Wednesday, November 30, 2005

An Autumn of War

I had read a couple of articles of his in the past that dealt pretty narrowly with classics, and found them interesting. But I'm well into "An Autumn of War" now, and I just want to make two quick observations:

1. This book is pretty much a "Binary Thought Manifesto" for our age. For binary thinkers, there is only black and white, right and wrong, etc., which is why their battle cry MUST be "They hate who we are, not what we do"; If a binary-thinker were to acknowledge that the US had wronged Muslims in any way, he would be forced by his binary worldview to acknowledge that they had an absolute right to rain death and destruction down upon the US (the same absolute right we have to rain death and destruction down on them for wronging us), which they couldn't possibly have because we're great people and we live here. Suggesting that it's a mixture of who we are, who they are, and what we, they, and others have done to them that explains the current situation, simply doesn't compute.

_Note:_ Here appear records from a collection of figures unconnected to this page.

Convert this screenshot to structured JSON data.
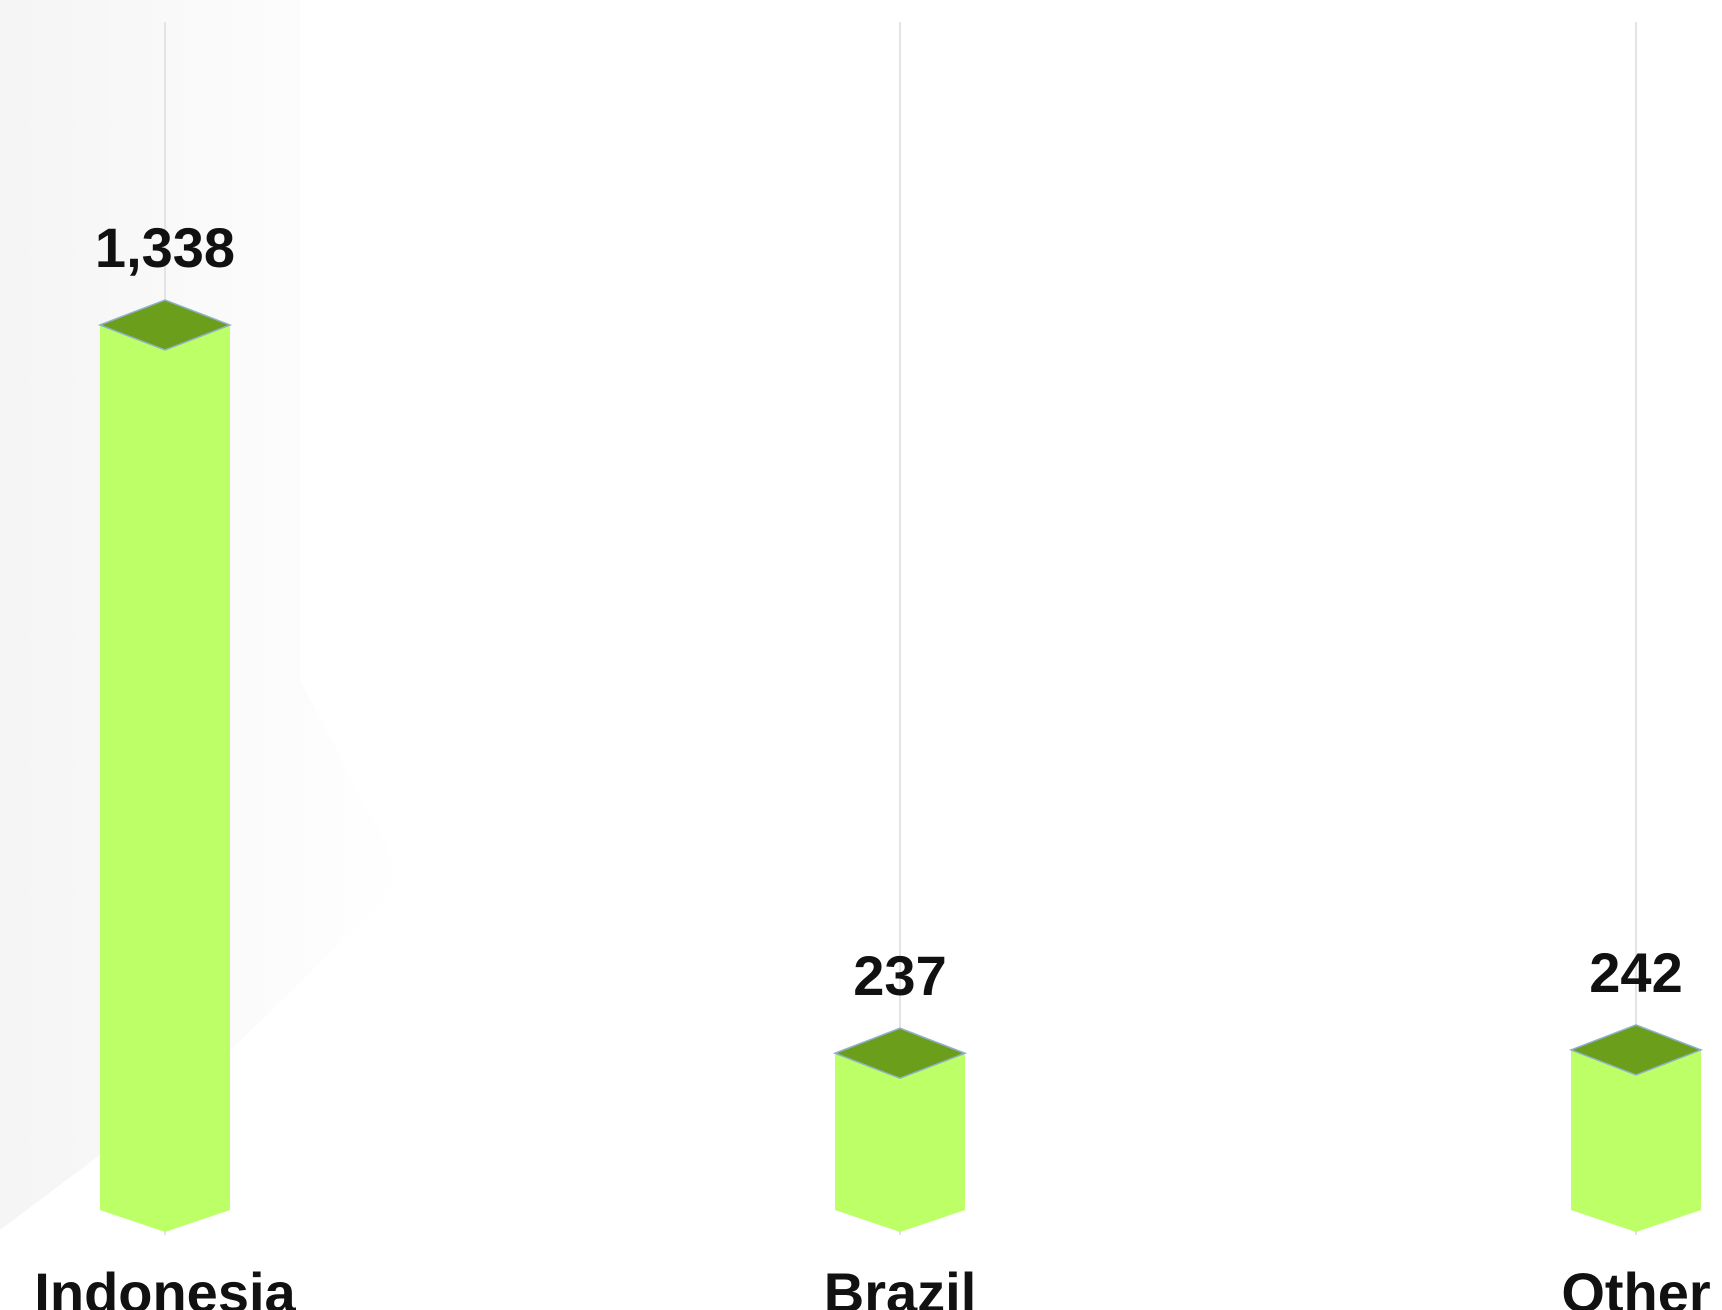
{
  "chart_data": {
    "type": "bar",
    "categories": [
      "Indonesia",
      "Brazil",
      "Other"
    ],
    "values": [
      1338,
      237,
      242
    ],
    "value_labels": [
      "1,338",
      "237",
      "242"
    ],
    "title": "",
    "xlabel": "",
    "ylabel": "",
    "colors": {
      "bar_face": "#bcff66",
      "bar_top": "#6a9e1b",
      "grid_line": "#e4e4e4",
      "background_shape": "#f4f4f4",
      "text": "#111111"
    },
    "grid": "vertical lines at categories",
    "legend": "none"
  }
}
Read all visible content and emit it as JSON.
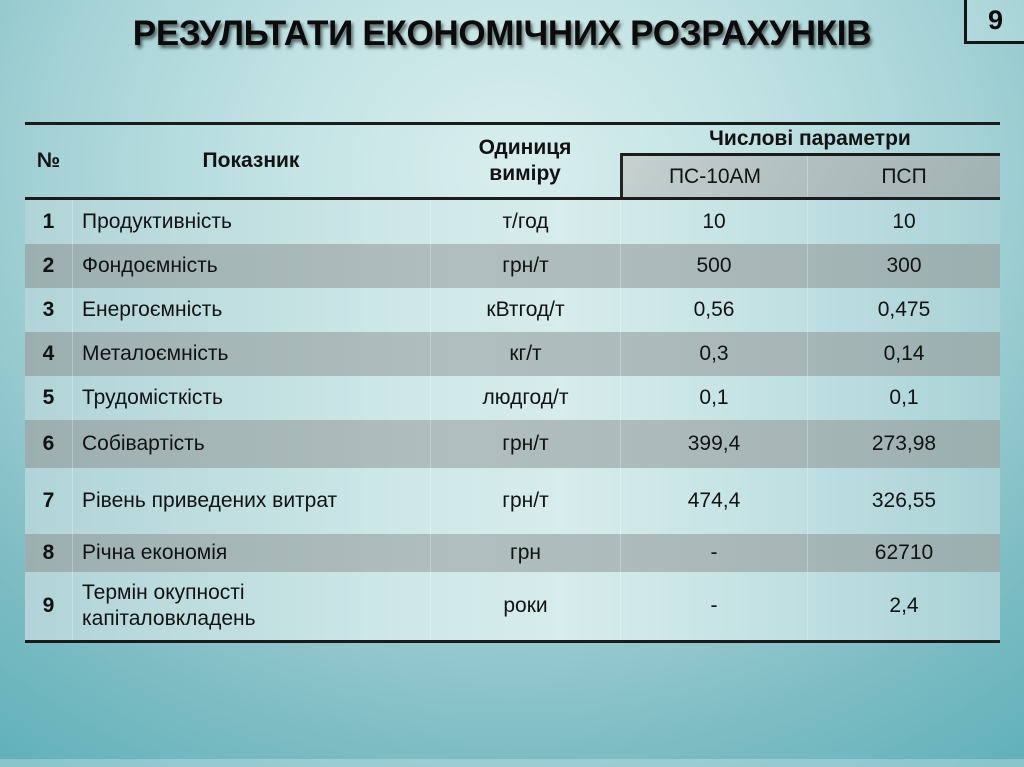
{
  "slide": {
    "title": "РЕЗУЛЬТАТИ ЕКОНОМІЧНИХ РОЗРАХУНКІВ",
    "page_number": "9"
  },
  "table": {
    "headers": {
      "num": "№",
      "indicator": "Показник",
      "unit": "Одиниця\nвиміру",
      "params_group": "Числові параметри",
      "param_cols": [
        "ПС-10АМ",
        "ПСП"
      ]
    },
    "rows": [
      {
        "num": "1",
        "indicator": "Продуктивність",
        "unit": "т/год",
        "ps10am": "10",
        "psp": "10"
      },
      {
        "num": "2",
        "indicator": "Фондоємність",
        "unit": "грн/т",
        "ps10am": "500",
        "psp": "300"
      },
      {
        "num": "3",
        "indicator": "Енергоємність",
        "unit": "кВтгод/т",
        "ps10am": "0,56",
        "psp": "0,475"
      },
      {
        "num": "4",
        "indicator": "Металоємність",
        "unit": "кг/т",
        "ps10am": "0,3",
        "psp": "0,14"
      },
      {
        "num": "5",
        "indicator": "Трудомісткість",
        "unit": "людгод/т",
        "ps10am": "0,1",
        "psp": "0,1"
      },
      {
        "num": "6",
        "indicator": "Собівартість",
        "unit": "грн/т",
        "ps10am": "399,4",
        "psp": "273,98"
      },
      {
        "num": "7",
        "indicator": "Рівень приведених витрат",
        "unit": "грн/т",
        "ps10am": "474,4",
        "psp": "326,55"
      },
      {
        "num": "8",
        "indicator": "Річна економія",
        "unit": "грн",
        "ps10am": "-",
        "psp": "62710"
      },
      {
        "num": "9",
        "indicator": "Термін окупності\nкапіталовкладень",
        "unit": "роки",
        "ps10am": "-",
        "psp": "2,4"
      }
    ]
  },
  "colors": {
    "background_teal": "#63b2bb",
    "background_light": "#d9eeee",
    "light_row": "#cde7e8",
    "gray_row": "#aab9b9",
    "subheader_gray": "#b2c0bf",
    "line": "#1b1b1b",
    "text": "#121212"
  }
}
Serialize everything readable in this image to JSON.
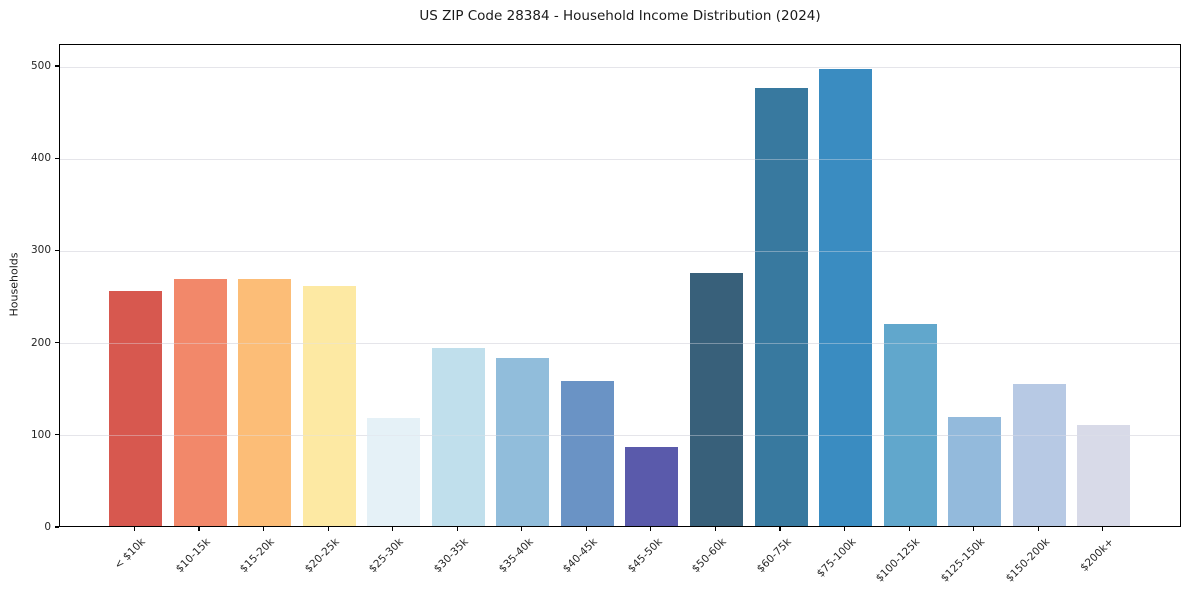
{
  "chart_data": {
    "type": "bar",
    "title": "US ZIP Code 28384 - Household Income Distribution (2024)",
    "xlabel": "",
    "ylabel": "Households",
    "categories": [
      "< $10k",
      "$10-15k",
      "$15-20k",
      "$20-25k",
      "$25-30k",
      "$30-35k",
      "$35-40k",
      "$40-45k",
      "$45-50k",
      "$50-60k",
      "$60-75k",
      "$75-100k",
      "$100-125k",
      "$125-150k",
      "$150-200k",
      "$200k+"
    ],
    "values": [
      255,
      268,
      268,
      260,
      117,
      193,
      182,
      157,
      86,
      274,
      475,
      496,
      219,
      118,
      154,
      110
    ],
    "bar_colors": [
      "#d7584f",
      "#f2886a",
      "#fcbd77",
      "#fde9a3",
      "#e5f1f7",
      "#c0dfec",
      "#91bddb",
      "#6a93c5",
      "#5a5aab",
      "#38607a",
      "#38799f",
      "#3a8cc1",
      "#61a7cc",
      "#93badc",
      "#b7c9e4",
      "#d8dae8"
    ],
    "yticks": [
      0,
      100,
      200,
      300,
      400,
      500
    ],
    "ylim": [
      0,
      523
    ],
    "grid": "horizontal",
    "legend": "none",
    "axis_color": "#000000",
    "gridline_color": "#e8e8ec"
  }
}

2. This is connected with 1., but has more to do with a problem of logic than with the values that entail a binary outlook. Note the definitiveness of the proclamation that it's who we are, not what we do, that has caused the terrorists to attack us. It's as if the principle of "action, reaction" applied everywhere in the world but in international relations. Whatever it was that we've done in the past (and specific instances from the history of US-Middle East relations are scarce-to-non-existent in Hanson) couldn't possibly have upset the Muslims as much as the freedoms we possess. However, when it comes to a show of weakness in Saigon setting the stage for a Soviet invasion of Afghanistan, the pull out of the Marines from Lebanon leading to an increase in hostage taking, or the impotent firing of cruise missiles inviting an attack on the WTC, then "action, reaction" makes a startling comeback, and you're a fool if you couldn't connect the dots in the first place.